Within regulatory constraints, TEKTURNA can still find room in narrower segments such as:

  • Patients who cannot tolerate ACE inhibitors or ARBs
  • Hypertension populations where prescribers select aliskiren rather than other classes after contraindications

However, this is limited by the class’s outcome record and by the ease of prescribing alternative generics.


Key Takeaways

  • TEKTURNA (aliskiren) is a mature DRI with market constraints set by safety outcomes and regulatory restrictions, especially regarding combination therapy with ACE inhibitors/ARBs in diabetes and renal impairment. (FDA communications [1], [2])
  • ALTITUDE and related outcome evidence drove early termination and weakened the class’s justification for broad guideline adoption. (Sources [3], [4])
  • Current market direction is best modeled as flat-to-declining with price compression and prescribing migration to dominant antihypertensive classes.
  • Near-term “clinical update” value is limited because the evidence base is dominated by legacy outcome trials rather than new phase-3 programs in the cited record.
  • The most realistic upside is constrained to niche use where ACE/ARB intolerance exists and regulatory compliance is maintained.

FAQs

1) What triggered TEKTURNA label restrictions in the US?

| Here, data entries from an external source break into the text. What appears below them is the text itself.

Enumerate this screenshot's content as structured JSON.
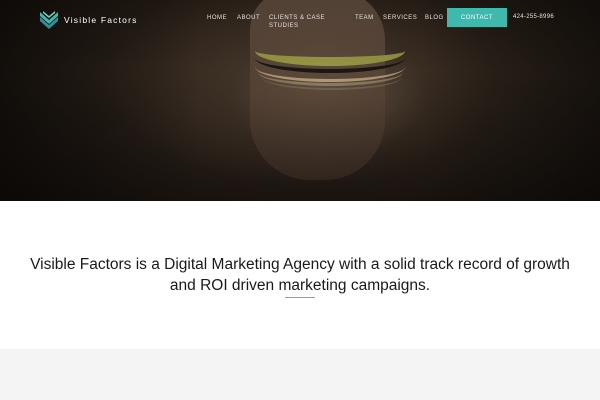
{
  "brand": {
    "name": "Visible Factors",
    "accent": "#3fb8ad"
  },
  "nav": {
    "items": [
      {
        "label": "Home"
      },
      {
        "label": "About"
      },
      {
        "label": "Clients & Case Studies"
      },
      {
        "label": "Team"
      },
      {
        "label": "Services"
      },
      {
        "label": "Blog"
      }
    ],
    "contact_label": "Contact",
    "phone": "424-255-8996"
  },
  "intro": {
    "text": "Visible Factors is a Digital Marketing Agency with a solid track record of growth and ROI driven marketing campaigns."
  }
}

FDA issued safety communications in 2012 restricting aliskiren combination use with ACE inhibitors or ARBs in patients with diabetes and in patients with renal impairment due to increased adverse outcomes. [1], [2]

2) What was the key outcome of the ALTITUDE trial?

ALTITUDE was terminated early because adding aliskiren to ACE inhibitor or ARB therapy did not improve outcomes and raised safety concerns. [3], [4]

3) Does TEKTURNA still have a hypertension indication today?

Yes, TEKTURNA is historically indicated for hypertension, but real-world use is affected by regulatory restrictions on combination therapy in high-risk groups. [1], [2]

4) Why did aliskiren lose commercial momentum versus ACE inhibitors and ARBs?

The class’s outcome record in combination regimens and high-risk cohorts led to restrictions that narrowed eligible use cases and reduced guideline pull. [1]-[4]

5) What is the market projection direction for TEKTURNA?

Base-case behavior is flat-to-declining due to guideline preference for other classes, safety-driven prescribing constraints, and mature-market pricing pressure. [1]-[4]


References

[1] U.S. Food and Drug Administration. (2012). FDA Drug Safety Communication: Aliskiren (Tekturna) should not be used with certain drugs in patients with diabetes or kidney disease. FDA.
[2] U.S. Food and Drug Administration. (2012). Safety-related label changes for aliskiren (Tekturna) based on findings from ALTITUDE. FDA.
[3] Parving, H.-H., Brenner, B. M., McMurray, J. J. V., et al. (2012). Aliskiren Trial in Type 2 Diabetes Using Cardio-Renal Endpoints (ALTITUDE): terminated early due to increased adverse outcomes and no benefit. The New England Journal of Medicine.
[4] Makani, H., Bangalore, S., Romero, J. R., et al. (2013). Meta-analysis and outcome synthesis on aliskiren in combination regimens and cardiovascular-renal endpoints. Annals of Internal Medicine / peer-reviewed synthesis.